Including[footnote needed]:
agricultural land - 36.5%:
arable land - 25.8%
meadows - 6.0%
pastures - 4.3%
orchards - 0.4%
forests - 0.4%.
In 1975-1998, the city administratively belonged to Legnica Province.
Development division
Division into settlements[6].
Osiedle Kopernik
Kopernik settlement
Glogow consists of the following settlements:
Brzostow,
Chrobry,
Hutnik,
Kościuszki,
Kopernik,
Krzepow,
Nosocice,
St. Paulines,
Silesian Piasts,
Sunny,
Downtown,
Sightseeing.
And districts/villages within the city limits:
Biechów,
Wróblin Glogowski,
Zukowice[6].
Neighboring municipalities
Głogów (rural municipality), Jerzmanowa, Kotla, Żukowice.
Natural environment
The natural assets of the city include plant and animal cover, soils, waters and a varied landscape. The greenery system consists of parks (around the Old Town and the Sepolno Canal), riparian greenery along the Oder River and in Ostrow Tumski, small forest complexes, allotment gardens and, in recent years, a system of isolation greenery around the copper smelters. There are sixteen natural monuments within the city[7]. The riverside areas are biologically active complexes and are a sanctuary for waterfowl.
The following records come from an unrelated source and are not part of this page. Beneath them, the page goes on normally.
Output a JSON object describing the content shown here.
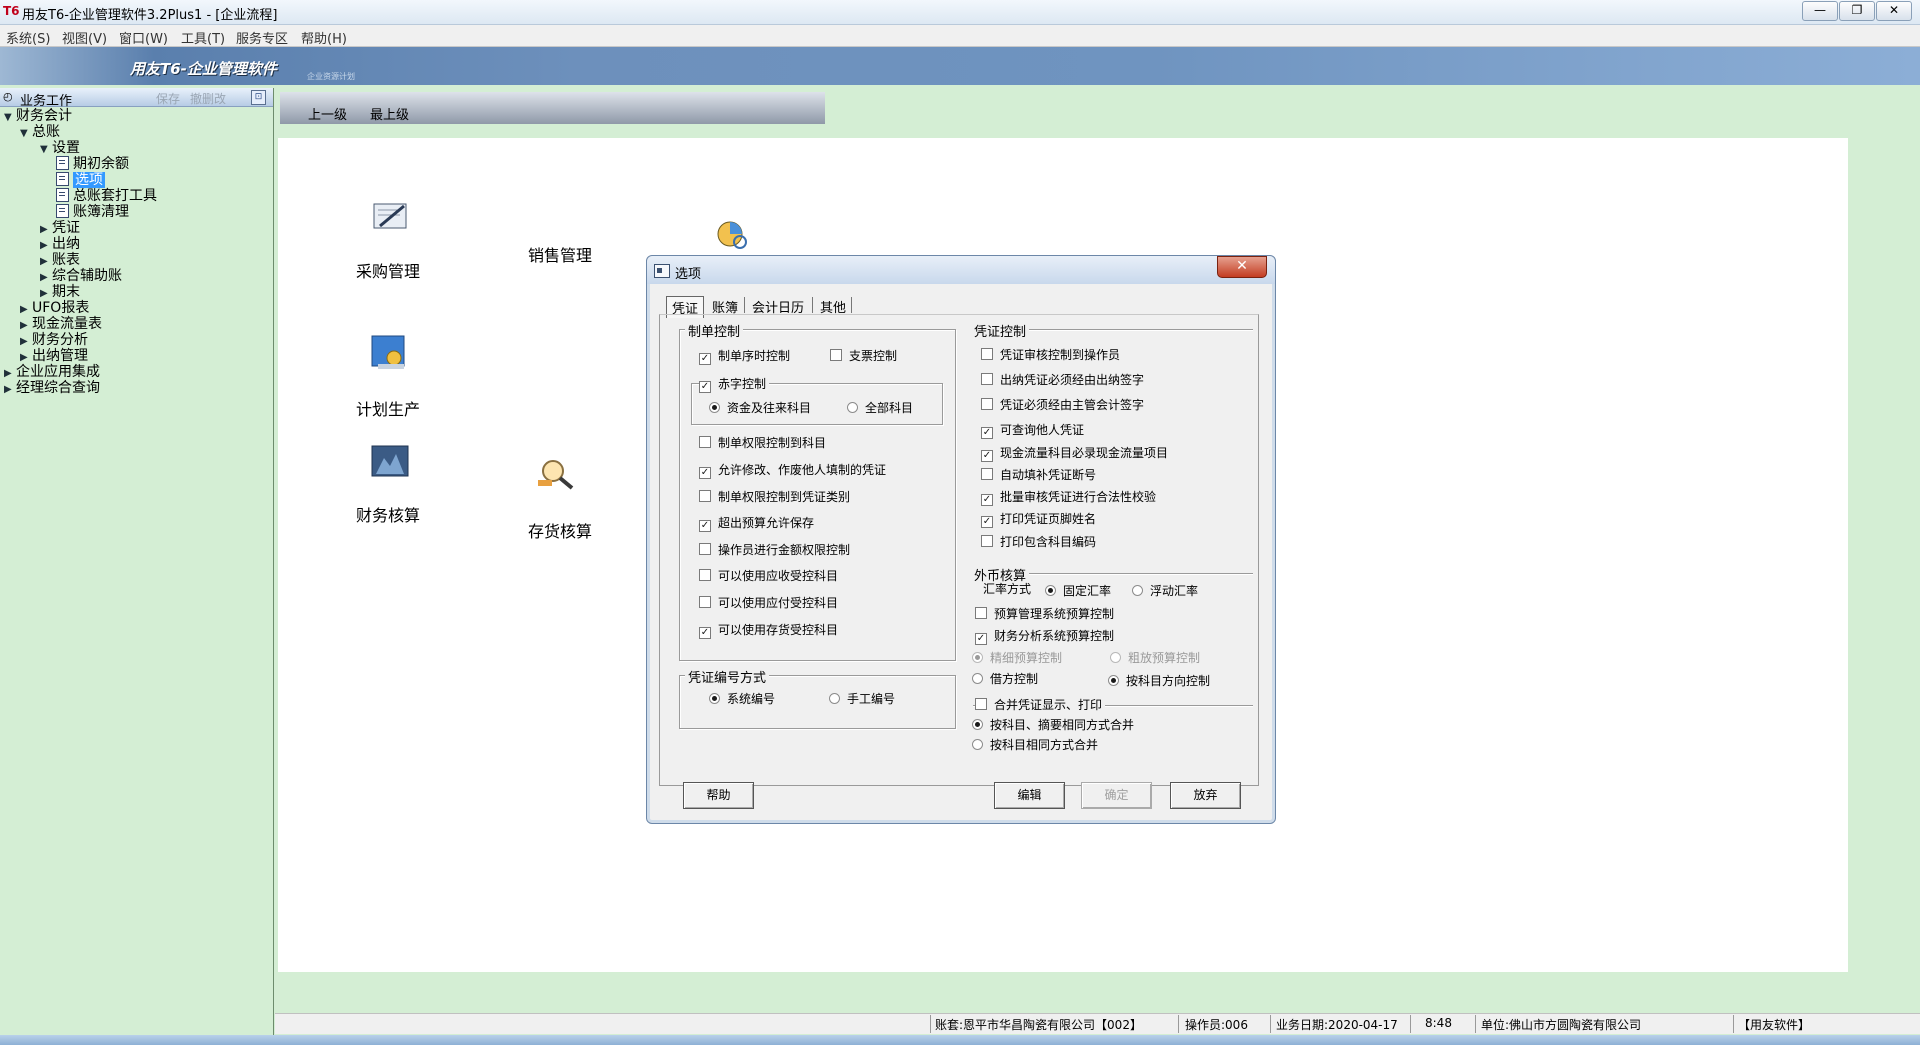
{
  "window": {
    "logo": "T6",
    "title": "用友T6-企业管理软件3.2Plus1 - [企业流程]",
    "minimize": "—",
    "restore": "❐",
    "close": "✕"
  },
  "menubar": [
    "系统(S)",
    "视图(V)",
    "窗口(W)",
    "工具(T)",
    "服务专区",
    "帮助(H)"
  ],
  "banner": {
    "brand": "用友T6-企业管理软件",
    "sub": "企业资源计划"
  },
  "left_panel": {
    "title": "业务工作",
    "save": "保存",
    "delete": "撤删改",
    "pin": "⊡",
    "tree": [
      {
        "label": "财务会计",
        "toggle": "▼"
      },
      {
        "label": "总账",
        "toggle": "▼"
      },
      {
        "label": "设置",
        "toggle": "▼"
      },
      {
        "label": "期初余额"
      },
      {
        "label": "选项"
      },
      {
        "label": "总账套打工具"
      },
      {
        "label": "账簿清理"
      },
      {
        "label": "凭证",
        "toggle": "▶"
      },
      {
        "label": "出纳",
        "toggle": "▶"
      },
      {
        "label": "账表",
        "toggle": "▶"
      },
      {
        "label": "综合辅助账",
        "toggle": "▶"
      },
      {
        "label": "期末",
        "toggle": "▶"
      },
      {
        "label": "UFO报表",
        "toggle": "▶"
      },
      {
        "label": "现金流量表",
        "toggle": "▶"
      },
      {
        "label": "财务分析",
        "toggle": "▶"
      },
      {
        "label": "出纳管理",
        "toggle": "▶"
      },
      {
        "label": "企业应用集成",
        "toggle": "▶"
      },
      {
        "label": "经理综合查询",
        "toggle": "▶"
      }
    ]
  },
  "nav": {
    "up": "上一级",
    "top": "最上级"
  },
  "modules": [
    "采购管理",
    "销售管理",
    "计划生产",
    "财务核算",
    "存货核算"
  ],
  "status_bar": {
    "account": "账套:恩平市华昌陶瓷有限公司【002】",
    "operator": "操作员:006",
    "date": "业务日期:2020-04-17",
    "time": "8:48",
    "unit": "单位:佛山市方圆陶瓷有限公司",
    "vendor": "【用友软件】"
  },
  "dialog": {
    "title": "选项",
    "close": "✕",
    "tabs": [
      "凭证",
      "账簿",
      "会计日历",
      "其他"
    ],
    "make_control": {
      "title": "制单控制",
      "time_order": "制单序时控制",
      "cheque": "支票控制",
      "red_title": "赤字控制",
      "red_opt1": "资金及往来科目",
      "red_opt2": "全部科目",
      "items": [
        "制单权限控制到科目",
        "允许修改、作废他人填制的凭证",
        "制单权限控制到凭证类别",
        "超出预算允许保存",
        "操作员进行金额权限控制",
        "可以使用应收受控科目",
        "可以使用应付受控科目",
        "可以使用存货受控科目"
      ]
    },
    "numbering": {
      "title": "凭证编号方式",
      "system": "系统编号",
      "manual": "手工编号"
    },
    "voucher_control": {
      "title": "凭证控制",
      "items": [
        "凭证审核控制到操作员",
        "出纳凭证必须经由出纳签字",
        "凭证必须经由主管会计签字",
        "可查询他人凭证",
        "现金流量科目必录现金流量项目",
        "自动填补凭证断号",
        "批量审核凭证进行合法性校验",
        "打印凭证页脚姓名",
        "打印包含科目编码"
      ]
    },
    "foreign": {
      "title": "外币核算",
      "rate_label": "汇率方式",
      "fixed": "固定汇率",
      "floating": "浮动汇率"
    },
    "budget_mgmt": "预算管理系统预算控制",
    "budget_fin": "财务分析系统预算控制",
    "budget_fine": "精细预算控制",
    "budget_rough": "粗放预算控制",
    "budget_debit": "借方控制",
    "budget_dir": "按科目方向控制",
    "merge": {
      "title": "合并凭证显示、打印",
      "opt1": "按科目、摘要相同方式合并",
      "opt2": "按科目相同方式合并"
    },
    "buttons": {
      "help": "帮助",
      "edit": "编辑",
      "ok": "确定",
      "cancel": "放弃"
    }
  }
}
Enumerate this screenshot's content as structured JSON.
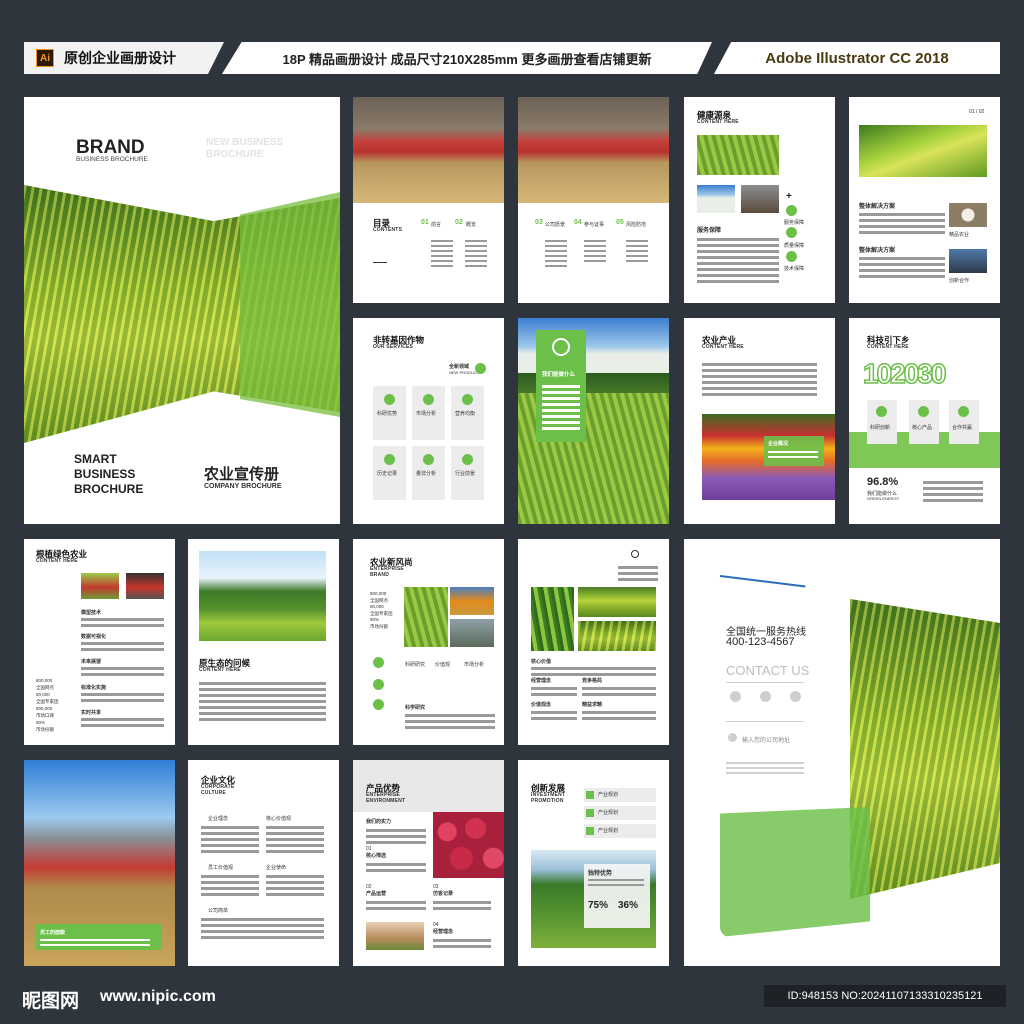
{
  "header": {
    "ai_badge": "Ai",
    "left_title": "原创企业画册设计",
    "middle": "18P 精品画册设计 成品尺寸210X285mm 更多画册查看店铺更新",
    "right": "Adobe Illustrator CC 2018"
  },
  "cover": {
    "brand": "BRAND",
    "brand_sub": "BUSINESS BROCHURE",
    "new_business": "NEW BUSINESS",
    "brochure": "BROCHURE",
    "smart1": "SMART",
    "smart2": "BUSINESS",
    "smart3": "BROCHURE",
    "cn_title": "农业宣传册",
    "en_title": "COMPANY BROCHURE"
  },
  "p2": {
    "title": "目录",
    "sub": "CONTENTS",
    "n1": "01",
    "h1": "前言",
    "n2": "02",
    "h2": "概览"
  },
  "p3": {
    "n3": "03",
    "h3": "公司愿景",
    "n4": "04",
    "h4": "参与证事",
    "n5": "05",
    "h5": "风险防范"
  },
  "p4": {
    "title": "健康源泉",
    "sub": "CONTENT HERE",
    "service": "服务保障",
    "b1": "服务保障",
    "b2": "质量保障",
    "b3": "技术保障"
  },
  "p5": {
    "pages": "01 / 02",
    "s1": "整体解决方案",
    "s2": "整体解决方案",
    "l1": "精品农业",
    "l2": "创新合作"
  },
  "p6": {
    "title": "非转基因作物",
    "sub": "OUR SERVICES",
    "badge": "全新领域",
    "badge_sub": "NEW PRODUCTS",
    "items": [
      "科研优势",
      "市场分析",
      "营养均衡",
      "历史记录",
      "量非分析",
      "行业前景"
    ]
  },
  "p7": {
    "box_title": "我们能做什么"
  },
  "p8": {
    "title": "农业产业",
    "sub": "CONTENT HERE",
    "label": "企业概况"
  },
  "p9": {
    "title": "科技引下乡",
    "sub": "CONTENT HERE",
    "n1": "1",
    "n2": "2",
    "n3": "3",
    "n0": "0",
    "i1": "科研创新",
    "i2": "核心产品",
    "i3": "合作共赢",
    "pct": "96.8%",
    "pct_label": "我们能做什么",
    "pct_sub": "GREEN ENERGY"
  },
  "p10": {
    "title": "根植绿色农业",
    "sub": "CONTENT HERE",
    "a": "模型技术",
    "b": "数据可视化",
    "c": "未来展望",
    "d": "标准化实施",
    "e": "实时共享",
    "stats": [
      "800,000",
      "全国网点",
      "80,000",
      "全国专家团",
      "800,000",
      "市场口碑",
      "90%",
      "市场份额"
    ]
  },
  "p11": {
    "title": "原生态的问候",
    "sub": "CONTENT HERE"
  },
  "p12": {
    "title": "农业新风尚",
    "sub": "ENTERPRISE",
    "sub2": "BRAND",
    "stats": [
      "800,000",
      "全国网点",
      "80,000",
      "全国专家团",
      "90%",
      "市场份额"
    ],
    "r1": "科研研究",
    "r2": "价值观",
    "r3": "市场分析",
    "r4": "科学研究"
  },
  "p13": {
    "a": "核心价值",
    "b": "经营理念",
    "c": "竞争格局",
    "d": "价值观念",
    "e": "精益求精"
  },
  "p14": {
    "hotline": "全国统一服务热线",
    "phone": "400-123-4567",
    "contact": "CONTACT US",
    "address": "输入您的公司地址"
  },
  "p15": {
    "label": "员工的面貌"
  },
  "p16": {
    "title": "企业文化",
    "sub": "CORPORATE",
    "sub2": "CULTURE",
    "a": "企业理念",
    "b": "核心价值观",
    "c": "员工价值观",
    "d": "企业使命",
    "e": "公司简单"
  },
  "p17": {
    "title": "产品优势",
    "sub": "ENTERPRISE",
    "sub2": "ENVIRONMENT",
    "a": "我们的实力",
    "n1": "01",
    "b": "核心筛选",
    "n2": "02",
    "c": "产品运营",
    "n3": "03",
    "d": "仿客记录",
    "n4": "04",
    "e": "经营理念"
  },
  "p18": {
    "title": "创新发展",
    "sub": "INVESTMENT",
    "sub2": "PROMOTION",
    "a": "产业规划",
    "b": "产业规划",
    "c": "产业规划",
    "box": "独特优势",
    "v1": "75%",
    "v2": "36%"
  },
  "footer": {
    "logo": "昵图网",
    "url": "www.nipic.com",
    "id": "ID:948153 NO:20241107133310235121"
  },
  "colors": {
    "accent": "#6cc04a",
    "bg": "#2f353c"
  }
}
The riverside areas are biologically active complexes and are a sanctuary for waterfowl. The basic plant complexes are found in the following main groups (W.Szafer):
vegetation of the Oder valley floor, which is formed by willow thickets. The higher terraces of the Oder valley are mostly occupied by meadows and forests (mostly deciduous),
the vegetation of the Dalkowskie Hills, near which run the limits of the natural range of trees (mountain spruce, fir, gray alder). The hills are overgrown with spruce and beech forests,
to the south and southwest of the Dalkov Hills belt stretches a uniformly flat land of peat bogs.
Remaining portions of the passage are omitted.